El capitalismo no puede existir sin el castigo implacable de aquellos que transgreden sus prohibiciones a menudo mezquinas y despiadadas, y de hecho de aquellos cuyo castigo considera funcional para su supervivencia, independientemente de su “transgresión” nocional. Despliega cada vez más no solo la represión burocrática, sino también un sadismo invertido, abierto y supererogatorio. Hay innumerables ejemplos espantosos de rehabilitación y celebración de la crueldad, en el ámbito carcelario, en la política y la cultura. Espectáculos como este no son nuevos, pero no siempre han sido tan “desvergonzados”, como dice Philip Mirowski, “hechos para parecer tan poco excepcionales”, y no solo son una distracción sino parte de “técnicas de enseñanza optimizadas para reforzar el neoliberalismo”. uno mismo.”Tales sadismos sociales siempre han sido rechazados y combatidos, y oficialmente repudiados, particularmente “en casa”, en lugar de desplegados contra súbditos del gobierno colonial, por estructuras que se representan a sí mismas como racionales y justas, incluso misericordiosas. Eso está cambiando.

Este es un sistema que prospera y alienta tal sadismo, desesperación y falta de poder. Junto a lo cual se arrojan especies de “felicidad” nocional autoritaria, un “disfrute” monótono y obligatorio de la vida, una insistencia despiadada en la alegría, tal como lo describe Barbara Ehrenreich en su libro Smile or Die . Tal positividad obligatoria no es lo contrario, sino el otro co-constitutivo de tales miserias. Esta intimidación es una versión de lo que Lauren Berlant llama ” optimismo cruel “, incluso en la izquierda: no hay una esperanza ganada juiciosa sino una insistencia intimidante en la necesidad del pensamiento positivo, a costa no solo de la autonomía emocional sino del inevitable colapso cuando el mundo no está a la altura de tales restricciones.

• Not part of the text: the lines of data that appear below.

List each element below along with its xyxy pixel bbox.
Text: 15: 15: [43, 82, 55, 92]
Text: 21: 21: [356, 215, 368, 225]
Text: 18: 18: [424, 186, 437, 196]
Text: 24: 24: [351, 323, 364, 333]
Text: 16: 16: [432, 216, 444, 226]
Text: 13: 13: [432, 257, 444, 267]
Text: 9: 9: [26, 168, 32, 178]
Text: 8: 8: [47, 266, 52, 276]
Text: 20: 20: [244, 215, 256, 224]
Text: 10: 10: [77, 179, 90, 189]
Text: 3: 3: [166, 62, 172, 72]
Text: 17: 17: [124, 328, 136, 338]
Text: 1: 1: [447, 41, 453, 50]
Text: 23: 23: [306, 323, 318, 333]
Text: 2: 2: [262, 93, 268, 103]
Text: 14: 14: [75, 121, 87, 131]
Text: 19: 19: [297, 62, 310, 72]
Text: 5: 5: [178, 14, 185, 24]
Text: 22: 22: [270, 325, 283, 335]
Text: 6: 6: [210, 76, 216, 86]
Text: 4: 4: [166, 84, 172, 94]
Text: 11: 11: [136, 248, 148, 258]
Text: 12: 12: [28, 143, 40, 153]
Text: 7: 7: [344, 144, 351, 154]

En un sistema social de crueldad masiva, que celebra solo estos “placeres” miserables, mercantilizados y, en última instancia, empobrecedores, es perfectamente comprensible que la izquierda esté ansiosa por enfatizar un tipo diferente y profundo de emoción positiva, para encontrar una oposición radical potencial en socialmente. Infecciones desestabilizadoras de alegría , como una iteración de lo opuesto al sadismo. Ver en el amor un hecho demoledor, reconfigurador, una motivación revolucionaria clave.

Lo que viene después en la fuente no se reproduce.